Fig. 2. Deactivation of paenilamicins through PamZ-mediated N-acetylation tested by agar diffusion assay against B. megaterium as the indicator strain.

Paenilamicin variants (PamA1, A2, B1, B2) isolated from P. larvae and synthetic paenilamicin B2 (PamB2_3) were incubated in vitro with both acetyl-CoA and PamZ (1), acetyl-CoA only (2), or PamZ only (3). Samples 2 and 3 are negative controls and indicate the lack of bacterial growth.

Fig. 3. Identification of the N-acetylation site through 2D NMR spectroscopy.

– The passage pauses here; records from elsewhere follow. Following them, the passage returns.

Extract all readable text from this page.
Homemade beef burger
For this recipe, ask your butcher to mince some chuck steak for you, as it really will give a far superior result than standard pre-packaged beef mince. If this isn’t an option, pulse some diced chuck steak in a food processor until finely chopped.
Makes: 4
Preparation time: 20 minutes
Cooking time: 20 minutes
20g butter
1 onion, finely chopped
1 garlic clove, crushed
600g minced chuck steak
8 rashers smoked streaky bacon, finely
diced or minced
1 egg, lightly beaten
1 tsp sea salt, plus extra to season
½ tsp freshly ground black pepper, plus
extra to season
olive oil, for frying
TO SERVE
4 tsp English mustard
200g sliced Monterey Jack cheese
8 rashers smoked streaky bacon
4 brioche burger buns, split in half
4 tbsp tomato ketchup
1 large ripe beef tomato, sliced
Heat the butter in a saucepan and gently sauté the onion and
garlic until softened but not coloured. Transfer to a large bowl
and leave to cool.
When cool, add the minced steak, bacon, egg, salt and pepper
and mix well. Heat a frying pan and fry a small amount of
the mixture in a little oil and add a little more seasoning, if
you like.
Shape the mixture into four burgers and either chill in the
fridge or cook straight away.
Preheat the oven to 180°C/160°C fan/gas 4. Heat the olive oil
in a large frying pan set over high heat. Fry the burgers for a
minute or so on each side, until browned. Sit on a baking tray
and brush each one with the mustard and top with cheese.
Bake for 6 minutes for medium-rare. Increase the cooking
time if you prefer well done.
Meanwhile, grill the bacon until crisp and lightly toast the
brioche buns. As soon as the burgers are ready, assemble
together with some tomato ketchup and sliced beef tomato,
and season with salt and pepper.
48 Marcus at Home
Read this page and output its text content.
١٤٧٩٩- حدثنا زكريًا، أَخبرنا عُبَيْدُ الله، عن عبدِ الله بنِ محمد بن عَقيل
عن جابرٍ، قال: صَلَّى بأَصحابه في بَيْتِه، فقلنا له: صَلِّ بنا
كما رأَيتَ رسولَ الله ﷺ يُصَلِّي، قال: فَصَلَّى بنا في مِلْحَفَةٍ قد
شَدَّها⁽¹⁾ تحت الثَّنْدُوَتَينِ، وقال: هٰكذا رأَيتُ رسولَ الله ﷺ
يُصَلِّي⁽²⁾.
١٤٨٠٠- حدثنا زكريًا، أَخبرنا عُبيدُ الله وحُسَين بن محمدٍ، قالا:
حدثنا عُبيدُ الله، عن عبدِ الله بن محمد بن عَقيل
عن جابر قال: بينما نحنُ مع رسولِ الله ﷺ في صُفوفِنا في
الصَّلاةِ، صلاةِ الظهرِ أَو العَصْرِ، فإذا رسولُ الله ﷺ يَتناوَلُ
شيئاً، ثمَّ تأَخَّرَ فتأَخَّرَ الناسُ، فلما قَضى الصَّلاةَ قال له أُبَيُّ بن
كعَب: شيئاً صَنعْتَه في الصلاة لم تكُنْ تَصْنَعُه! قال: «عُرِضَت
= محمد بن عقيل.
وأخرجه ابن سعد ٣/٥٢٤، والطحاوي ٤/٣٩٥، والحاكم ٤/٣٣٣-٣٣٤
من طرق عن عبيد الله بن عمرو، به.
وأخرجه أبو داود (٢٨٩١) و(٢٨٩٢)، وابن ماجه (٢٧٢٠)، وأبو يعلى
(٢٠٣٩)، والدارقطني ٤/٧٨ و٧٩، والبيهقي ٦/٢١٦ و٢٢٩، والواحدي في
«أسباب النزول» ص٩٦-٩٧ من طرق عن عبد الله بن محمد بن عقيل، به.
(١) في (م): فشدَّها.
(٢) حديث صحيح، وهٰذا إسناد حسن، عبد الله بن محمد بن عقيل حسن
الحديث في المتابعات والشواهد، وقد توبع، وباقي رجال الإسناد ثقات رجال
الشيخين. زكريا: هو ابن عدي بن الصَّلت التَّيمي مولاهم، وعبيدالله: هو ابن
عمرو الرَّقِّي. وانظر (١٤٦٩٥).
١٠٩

a Overlay of relevant ¹H-¹³C HSQC sections of paenilamicin B2 (black) and N-acetylpaenilamicin B2 (blue). Strongly perturbed cross-peaks are highlighted with red labels. Known impurities are labeled with one, two and three asterisks arising from glycerol, acetic acid and residual purification traces of paenilamicin B1, respectively. The numbers (in backbone) and Greek letters (in amino acid residues) refer to atom positions in the corresponding building blocks as labeled in b. b Significant chemical shift perturbations (CSPs) and corresponding positions are indicated as circles in the chemical structure of N-acetylpaenilamicin B2 (see legend for color code). Aga - agmatinamic acid, Ala - alanine, mDap - N-methyldiaminopropionic acid, Orn - ornithine, Gla - galantinic acid, Gly - glycine, Spd - 4,3-spermidine, Ac - acetyl group.

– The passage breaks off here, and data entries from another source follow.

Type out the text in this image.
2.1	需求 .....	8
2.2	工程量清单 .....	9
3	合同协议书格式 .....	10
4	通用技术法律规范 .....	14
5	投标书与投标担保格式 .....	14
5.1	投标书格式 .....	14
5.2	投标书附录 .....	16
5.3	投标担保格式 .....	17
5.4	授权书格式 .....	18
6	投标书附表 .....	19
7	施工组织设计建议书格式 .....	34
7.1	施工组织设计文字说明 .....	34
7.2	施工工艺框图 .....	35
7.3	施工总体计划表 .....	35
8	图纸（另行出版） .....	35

Fig. 4. Substrate specificity and stereoselectivity of PamZ.

The natural product (PamB2), synthetic paenilamicin B2 (PamB2_3) and synthetic diastereomers of paenilamicin B2 (PamB2_2, PamB2_1) were incubated with PamZ and acetyl-CoA in vitro and tested in an agar diffusion assay against Bacillus megaterium (insets). From the chemical structure of paenilamicins, only the agmatinamic and galantinic acid are depicted to emphasize the changes in stereoconfiguration highlighted in purple and circles. Each single reaction was verified by HPLC-ESI-MS. Dashed lines indicate the mass shift of 42 Da (4 × 10.5 Da) due to N-acetylation.

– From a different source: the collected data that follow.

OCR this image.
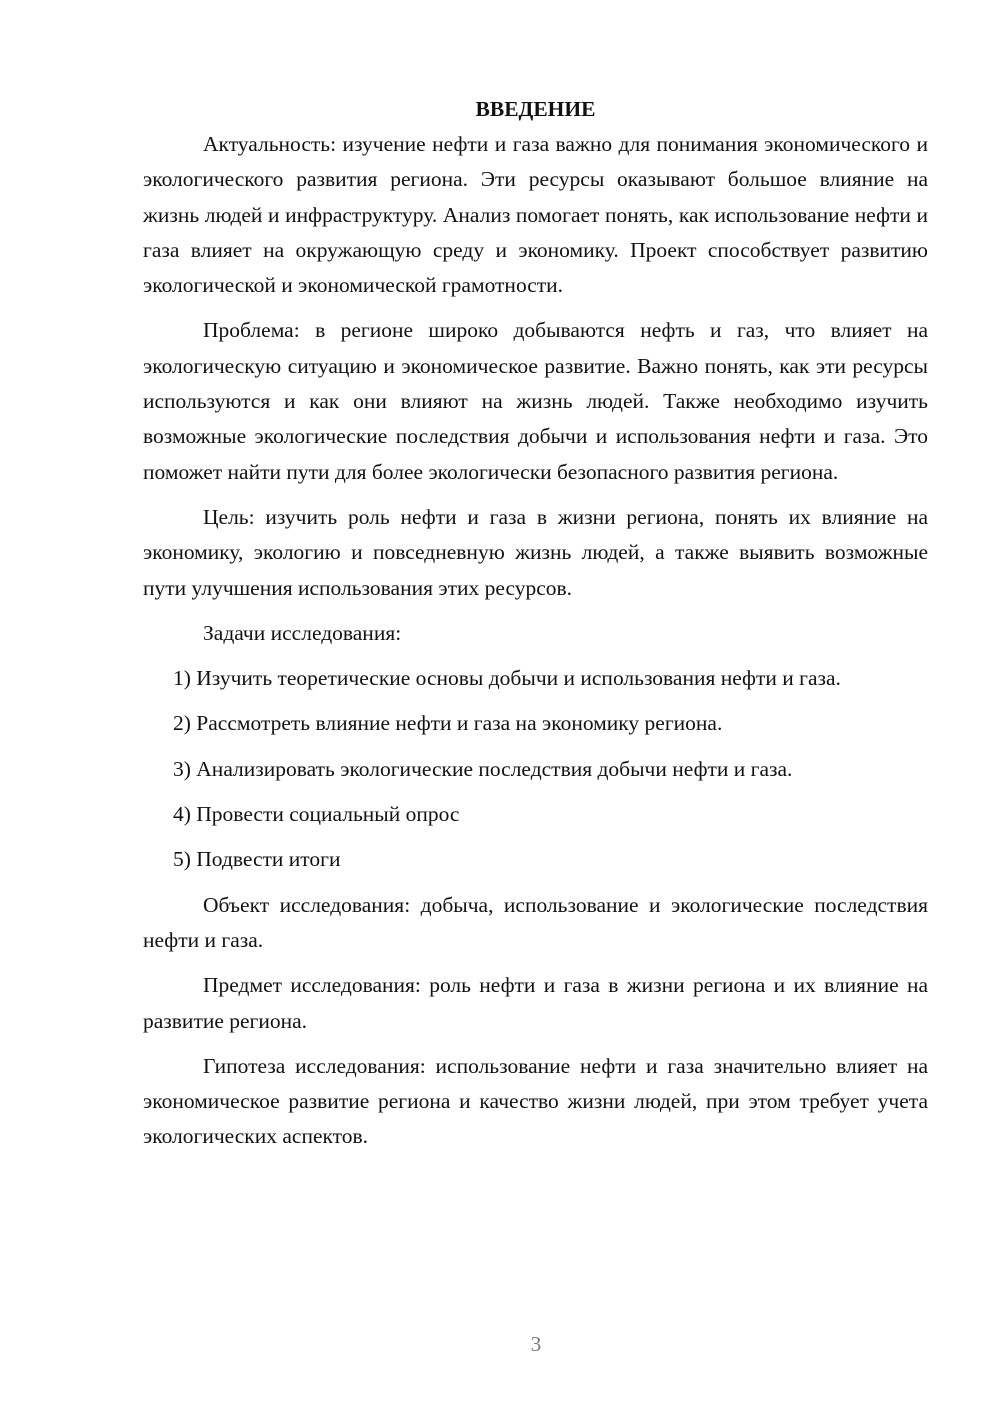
ВВЕДЕНИЕ

Актуальность: изучение нефти и газа важно для понимания экономического и экологического развития региона. Эти ресурсы оказывают большое влияние на жизнь людей и инфраструктуру. Анализ помогает понять, как использование нефти и газа влияет на окружающую среду и экономику. Проект способствует развитию экологической и экономической грамотности.

Проблема: в регионе широко добываются нефть и газ, что влияет на экологическую ситуацию и экономическое развитие. Важно понять, как эти ресурсы используются и как они влияют на жизнь людей. Также необходимо изучить возможные экологические последствия добычи и использования нефти и газа. Это поможет найти пути для более экологически безопасного развития региона.

Цель: изучить роль нефти и газа в жизни региона, понять их влияние на экономику, экологию и повседневную жизнь людей, а также выявить возможные пути улучшения использования этих ресурсов.

Задачи исследования:

1) Изучить теоретические основы добычи и использования нефти и газа.

2) Рассмотреть влияние нефти и газа на экономику региона.

3) Анализировать экологические последствия добычи нефти и газа.

4) Провести социальный опрос

5) Подвести итоги

Объект исследования: добыча, использование и экологические последствия нефти и газа.

Предмет исследования: роль нефти и газа в жизни региона и их влияние на развитие региона.

Гипотеза исследования: использование нефти и газа значительно влияет на экономическое развитие региона и качество жизни людей, при этом требует учета экологических аспектов.

3
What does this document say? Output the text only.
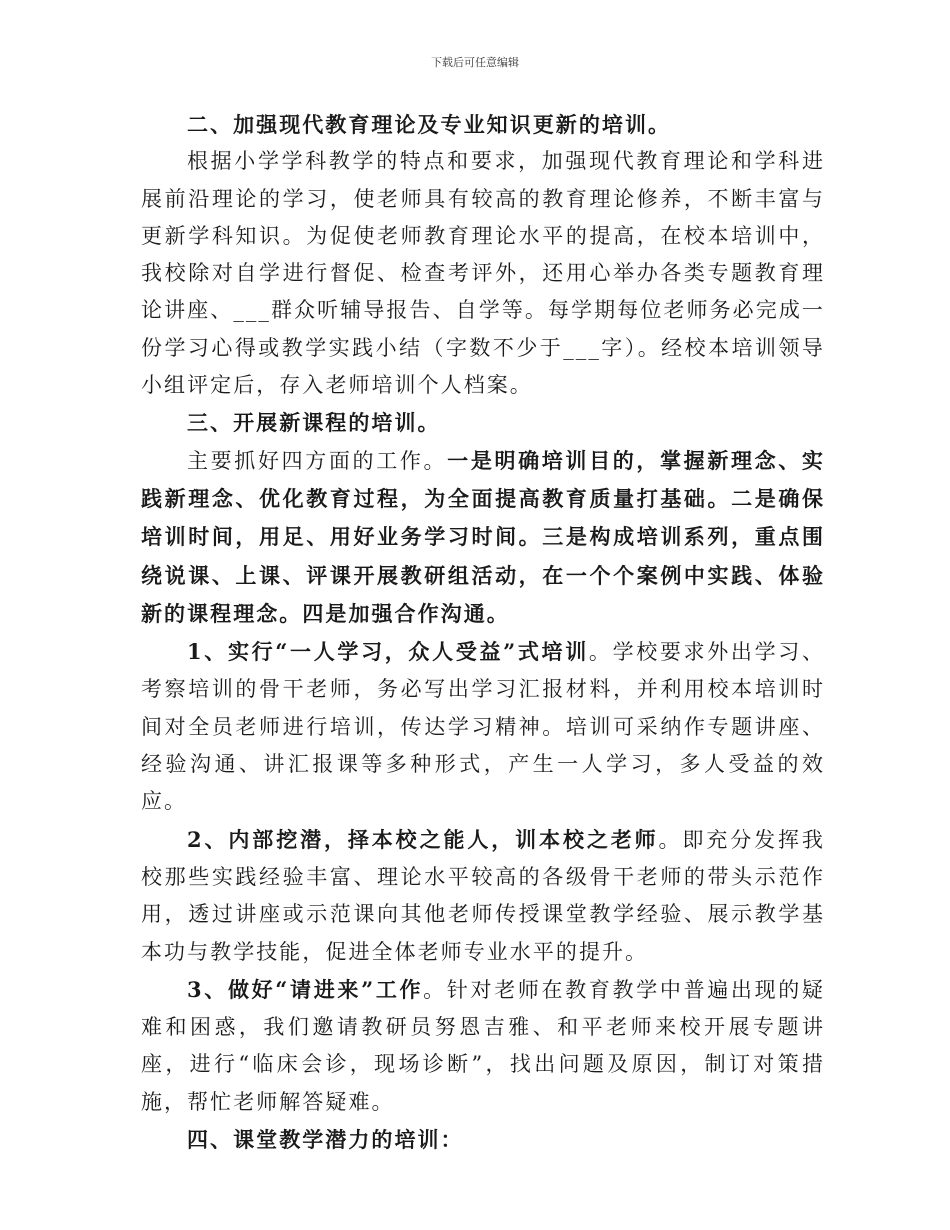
下载后可任意编辑

二、加强现代教育理论及专业知识更新的培训。

根据小学学科教学的特点和要求，加强现代教育理论和学科进展前沿理论的学习，使老师具有较高的教育理论修养，不断丰富与更新学科知识。为促使老师教育理论水平的提高，在校本培训中，我校除对自学进行督促、检查考评外，还用心举办各类专题教育理论讲座、___群众听辅导报告、自学等。每学期每位老师务必完成一份学习心得或教学实践小结（字数不少于___字）。经校本培训领导小组评定后，存入老师培训个人档案。

三、开展新课程的培训。

主要抓好四方面的工作。一是明确培训目的，掌握新理念、实践新理念、优化教育过程，为全面提高教育质量打基础。二是确保培训时间，用足、用好业务学习时间。三是构成培训系列，重点围绕说课、上课、评课开展教研组活动，在一个个案例中实践、体验新的课程理念。四是加强合作沟通。

1、实行“一人学习，众人受益”式培训。学校要求外出学习、考察培训的骨干老师，务必写出学习汇报材料，并利用校本培训时间对全员老师进行培训，传达学习精神。培训可采纳作专题讲座、经验沟通、讲汇报课等多种形式，产生一人学习，多人受益的效应。

2、内部挖潜，择本校之能人，训本校之老师。即充分发挥我校那些实践经验丰富、理论水平较高的各级骨干老师的带头示范作用，透过讲座或示范课向其他老师传授课堂教学经验、展示教学基本功与教学技能，促进全体老师专业水平的提升。

3、做好“请进来”工作。针对老师在教育教学中普遍出现的疑难和困惑，我们邀请教研员努恩吉雅、和平老师来校开展专题讲座，进行“临床会诊，现场诊断”，找出问题及原因，制订对策措施，帮忙老师解答疑难。

四、课堂教学潜力的培训：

Fig. 5. X-ray crystal structure of Gcn5-related N-acetyltransferase PamZ.

a Structural topology of PamZ with its characteristic tandem-GNAT fold. The protein structure is divided into an N-terminal (NTD) and a C-terminal (CTD) domain. Color coding of protein regions follows that of other bacterial GNATs, such as aminoglycoside N-acetyltransferases (AACs). b Cartoon representations of PamZ from two perspectives. The first perspective (left) follows the color code as in panel a. Acetyl-CoA (AcCoA) bound to the P-loop and β-bulge of the CTD is depicted as sticks. The β-bulge is formed by strands β4b and β5. The tandem-GNAT domains are highlighted (right) in blue (NTD) and purple (CTD). Secondary structure elements are labeled according to the protein topology. c Identical view as in panel b with the electrostatic potential mapped on the surface of PamZ, illustrating positive (blue) and negative (red) charges. The acetyl group attached to CoA (sticks) points into the active site highlighted by an asterisk. GNAT is an abbreviation of Gcn5-related N-acetyltransferase (Gcn5: general control non-repressed protein 5).

Fig. 6. Active site of PamZ.

a Motifs A (β4–α3) and B (β5–α4) located in the C-terminal domain (CTD) interact with co-substrate acetyl-CoA. b Close-up view of the active site displaying the negatively charged groove (color code as in Fig. 5c). c Highlighted amino acid residues with hydrogen-donating and -accepting groups form the groove and are well-positioned to potentially interact with the substrate paenilamicin.

Fig. 7. Self-resistance of P. larvae against paenilamicin.

a Deactivation of a paenilamicin mixture A1/B1 (left) was tested by an agar diffusion assay against P. larvae WT (top) and P. larvae ∆pamZ (bottom). The negative control (right) contained water only. b HPLC-ESI-MS spectra of cell lysates of P. larvae WT (top) and P. larvae ∆pamZ (bottom) are depicted. Relevant peaks for paenilamicin (A1/B1) and N-acetylpaenilamicin (Ac-A1/Ac-B1) species are labeled with corresponding m/z ratios (z = 4). WT - wild-type.